The unusually warm weather has encouraged us to plant some of the hardy plants out. It has also stirred the insects and birds. Around Plot 18 there are great tits, robins, blue tits, dunnocks, sparrows and blackbirds all showing signs of pairing up and gathering nesting materials. The winter flocks of tits have broken up. We saw a crow flying past struggling to stay airborne under the load of the stick it was carrying. Insects and spiders are on the move, with a particularly large number of ladybirds this year. We've see our first bees and butterflies and spiders race for cover with almost every footstep on the ground.

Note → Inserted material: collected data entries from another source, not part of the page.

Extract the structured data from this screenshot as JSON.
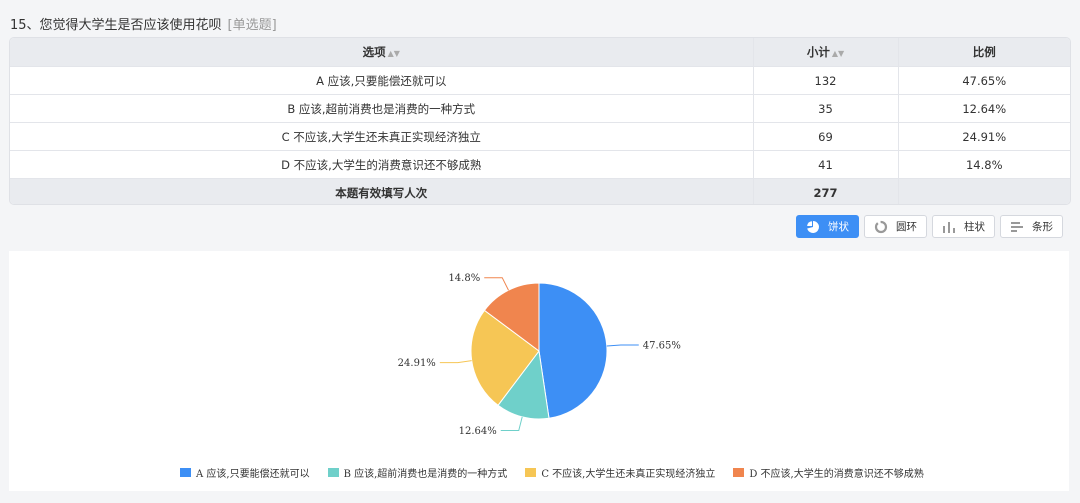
{
  "question": {
    "title": "15、您觉得大学生是否应该使用花呗",
    "type": "[单选题]"
  },
  "table": {
    "headers": [
      "选项",
      "小计",
      "比例"
    ],
    "rows": [
      {
        "option": "A 应该,只要能偿还就可以",
        "count": "132",
        "ratio": "47.65%"
      },
      {
        "option": "B 应该,超前消费也是消费的一种方式",
        "count": "35",
        "ratio": "12.64%"
      },
      {
        "option": "C 不应该,大学生还未真正实现经济独立",
        "count": "69",
        "ratio": "24.91%"
      },
      {
        "option": "D 不应该,大学生的消费意识还不够成熟",
        "count": "41",
        "ratio": "14.8%"
      }
    ],
    "total_label": "本题有效填写人次",
    "total_count": "277"
  },
  "buttons": [
    {
      "label": "饼状",
      "icon": "pie-icon",
      "active": true
    },
    {
      "label": "圆环",
      "icon": "ring-icon",
      "active": false
    },
    {
      "label": "柱状",
      "icon": "bar-icon",
      "active": false
    },
    {
      "label": "条形",
      "icon": "hbar-icon",
      "active": false
    }
  ],
  "chart_data": {
    "type": "pie",
    "categories": [
      "A 应该,只要能偿还就可以",
      "B 应该,超前消费也是消费的一种方式",
      "C 不应该,大学生还未真正实现经济独立",
      "D 不应该,大学生的消费意识还不够成熟"
    ],
    "values": [
      47.65,
      12.64,
      24.91,
      14.8
    ],
    "labels": [
      "47.65%",
      "12.64%",
      "24.91%",
      "14.8%"
    ],
    "colors": [
      "#3d8ff5",
      "#6fd0ca",
      "#f6c655",
      "#f0854e"
    ],
    "legend_position": "bottom"
  }
}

We took up some leeks, spinach and sweet peas up to the greenhouse. Our leeks have potted up particularly well this year, looking strong and upright. The earliest batch of parsnips had the tips of their roots showing at the bottom of their tubes so they had to go into the ground to keep the disturbance of that root to a minimum. Jean used a bulb-planter to cut a hole in the freshly raked soil to drop the parsnip, tube-and-all, into the ground, then carefully fill in around the tiny plant to cover the cardboard tube. The tube will quickly rot away if it is buried.
The leeks will sit in the greenhouse for some weeks until they are a thick as a pencil before they go out, the spinach might take a couple of weeks but some of the sweet peas will be ready to go out sooner than that. I'm going to try training each sweet pea up a single cane this year to see if that will work.